26-foot MSB (Motor Surf Boat) Coast Guard retired: Currently this vessel is in the process of a complete overhaul with a completion date of April 6. More work to go but our goal is to have it back on the water with the Sea Scout crew operating it as soon as possible. This was long overdue as the boat has been out of the water since 2017 and some issues being fixed go all the way back to the 90’s when the repairs made were essentially “band-aid” repairs. Our goal is to run a more reliable and SAFER fleet!

2nd 26-foot MSB: When you ask alumni which vessel taught them the most, it was operating a 26-foot motor surf boat, boat handling, towing and the ability to be in control. With the closure of Sacramento Sea Scouting unit Polaris, we had the opportunity to accrue a second 26-foot MSB.

18-foot Aluminum Work Skiff: This is a great fast-moving boat to keep eyes on crew while they are handling the other boats. In the summer of 2023 electrical upgrades and motor repairs were made.

Various inflatable boats and skiffs under 12 feet (powered by outboard engines 2.5-9.9 hp.): Just this week we decided to temporarily move away from inflatable boats. The idea is to see if skiffs and punts would significantly reduce our maintenance costs and other expenses. These small boats are the staple of our program because we can take a 14-year-old with minimal training and allow them the opportunity to command a watercraft. We do put all our scouts through the BoatU.S. class to get their California Boating Card.
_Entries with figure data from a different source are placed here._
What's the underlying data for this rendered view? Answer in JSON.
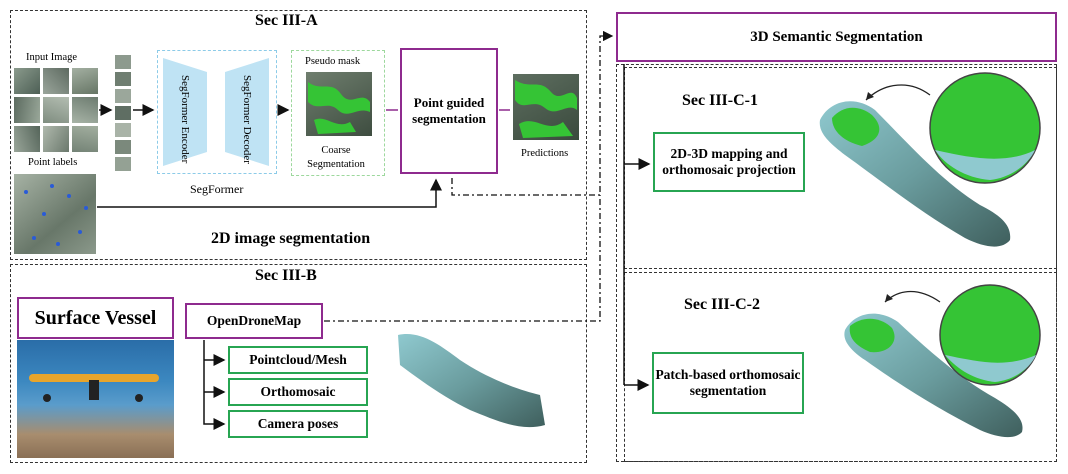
{
  "sec_a": {
    "title": "Sec III-A",
    "input_image_label": "Input Image",
    "point_labels_label": "Point labels",
    "encoder_label": "SegFormer Encoder",
    "decoder_label": "SegFormer Decoder",
    "segformer_label": "SegFormer",
    "pseudo_mask_label": "Pseudo mask",
    "coarse_label": "Coarse Segmentation",
    "point_guided_label": "Point guided segmentation",
    "predictions_label": "Predictions",
    "caption": "2D image segmentation"
  },
  "sec_b": {
    "title": "Sec III-B",
    "surface_vessel": "Surface Vessel",
    "odm": "OpenDroneMap",
    "outputs": [
      "Pointcloud/Mesh",
      "Orthomosaic",
      "Camera poses"
    ]
  },
  "sec_c": {
    "header": "3D Semantic Segmentation",
    "c1_title": "Sec III-C-1",
    "c1_box": "2D-3D mapping and orthomosaic projection",
    "c2_title": "Sec III-C-2",
    "c2_box": "Patch-based orthomosaic segmentation"
  },
  "colors": {
    "purple": "#8e2a8e",
    "green": "#27a552",
    "light_blue": "#bfe3f4",
    "mask_green": "#35c435"
  }
}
30-foot Aluminum Surveyors Skiff (powered by twin outboard engines): This vessel was just donated at the end of 2023. It’s a bit of a blank canvas but has the potential for becoming our main cruising platform. The crew and adults have been setting up what we both envision for a final design and everyone has enjoyed the creative phase to make a premier Bay and Delta boat with additional offshore potential. Renovations will hopefully start this fall. We had an opportunity to visit Moose Boats at Mare Island and see the actual production of boats including Woodbridge Fire District’s new boat. This trip was to show the scouts that there are many different professions in the marine industry and to talk about our proposed changes.

John Manov


You are doing great things John. This is an excellent report, please keep me in the loop and if I can assist in any way, please let me know!